Automatic Landmark Detection on Epicondyles of Distal Femur in X-Ray Images

Orthopaedic condition such as degenerative arthritis (e.g., osteoarthritis) can deteriorate the osteoarticular systems, causing pain and affecting activities of daily living. Treatments such as Total Knee Arthroplasty (TKA) or Spinal Arthroplasty are commonly used to relieve the pain/disability and provide mobility. This requires an accurate definition of key anatomical landmarks both for surgical operation and implant design. Utilization of the X-ray images is essential for diagnostic purposes (e.g., to identify the extent of pathological conditions), and demand for their use is ever-increasing. Moreover, radiological images are used for shape extraction/bone geometry for orthopaedic application (such as implant design or surgical/non-surgical planning) [1,2,3]. However, visual inspection/manual extraction is a subjective task and error prone, and geometrical analysis (through shape extraction), in particular, is a time consuming process [4]. In this paper we present a method to find anatomical landmarks from X-ray images, using MATLAB software (The MathWorks Inc., Natick, MA, USA) [11]. Segmentation and shortest path algorithm together with implementation of proper constraints were employed to find medial and lateral edges of the femur, enabling automatically extract parameters such as the epicondylar width of the femur.
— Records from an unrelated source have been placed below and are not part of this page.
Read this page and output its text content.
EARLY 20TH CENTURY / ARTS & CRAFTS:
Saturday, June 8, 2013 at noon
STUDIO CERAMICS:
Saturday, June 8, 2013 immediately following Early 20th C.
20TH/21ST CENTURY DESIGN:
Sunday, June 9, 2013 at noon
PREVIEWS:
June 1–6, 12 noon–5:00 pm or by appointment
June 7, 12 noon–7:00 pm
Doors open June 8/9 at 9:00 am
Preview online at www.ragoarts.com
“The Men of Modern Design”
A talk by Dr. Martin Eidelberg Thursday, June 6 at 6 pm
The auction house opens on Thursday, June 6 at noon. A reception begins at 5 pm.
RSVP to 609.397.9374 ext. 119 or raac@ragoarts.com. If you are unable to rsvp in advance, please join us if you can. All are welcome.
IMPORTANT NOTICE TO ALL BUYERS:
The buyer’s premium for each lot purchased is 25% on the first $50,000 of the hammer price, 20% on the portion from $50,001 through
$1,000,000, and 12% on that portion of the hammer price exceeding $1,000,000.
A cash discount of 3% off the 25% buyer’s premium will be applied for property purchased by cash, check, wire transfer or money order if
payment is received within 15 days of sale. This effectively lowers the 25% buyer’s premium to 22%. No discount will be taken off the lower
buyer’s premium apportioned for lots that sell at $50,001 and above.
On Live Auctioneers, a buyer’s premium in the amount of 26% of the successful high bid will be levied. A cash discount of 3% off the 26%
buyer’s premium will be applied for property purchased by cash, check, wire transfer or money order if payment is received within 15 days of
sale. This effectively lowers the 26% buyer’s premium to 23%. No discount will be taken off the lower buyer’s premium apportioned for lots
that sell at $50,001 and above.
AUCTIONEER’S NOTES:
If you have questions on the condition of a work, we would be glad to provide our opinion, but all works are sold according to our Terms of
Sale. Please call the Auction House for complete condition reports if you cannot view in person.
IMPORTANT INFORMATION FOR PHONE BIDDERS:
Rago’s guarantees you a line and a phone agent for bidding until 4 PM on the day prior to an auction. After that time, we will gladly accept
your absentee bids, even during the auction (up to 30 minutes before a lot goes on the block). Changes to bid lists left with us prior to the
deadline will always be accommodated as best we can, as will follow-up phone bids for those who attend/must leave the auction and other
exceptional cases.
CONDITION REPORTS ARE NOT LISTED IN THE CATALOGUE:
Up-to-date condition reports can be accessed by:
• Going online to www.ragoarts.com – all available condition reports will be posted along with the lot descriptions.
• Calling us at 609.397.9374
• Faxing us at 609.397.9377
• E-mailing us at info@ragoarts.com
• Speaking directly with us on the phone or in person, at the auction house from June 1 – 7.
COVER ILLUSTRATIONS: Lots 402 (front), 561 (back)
Some of the constraints applied to the program include adjusting image intensity values [10] particularly on the medial side of the knee, and separating image in to two parts, due to differences in the intensity of the image caused by patella projection. Initially, twenty series of digital X-ray images of the distal femur were used as input data to extract their anatomical landmarks, providing a means to automatically measure morphometric dimensions in different populations (by exporting the detected edges in 2-D coordinate system). The results show that the developed algorithm can detect the landmark in a robust way. Further integration of the result with Principal Component Analysis (PCA) technique is envisaged to identify the statistically important parameters required for orthopaedic planning or optimization of implants in the knee & spine area.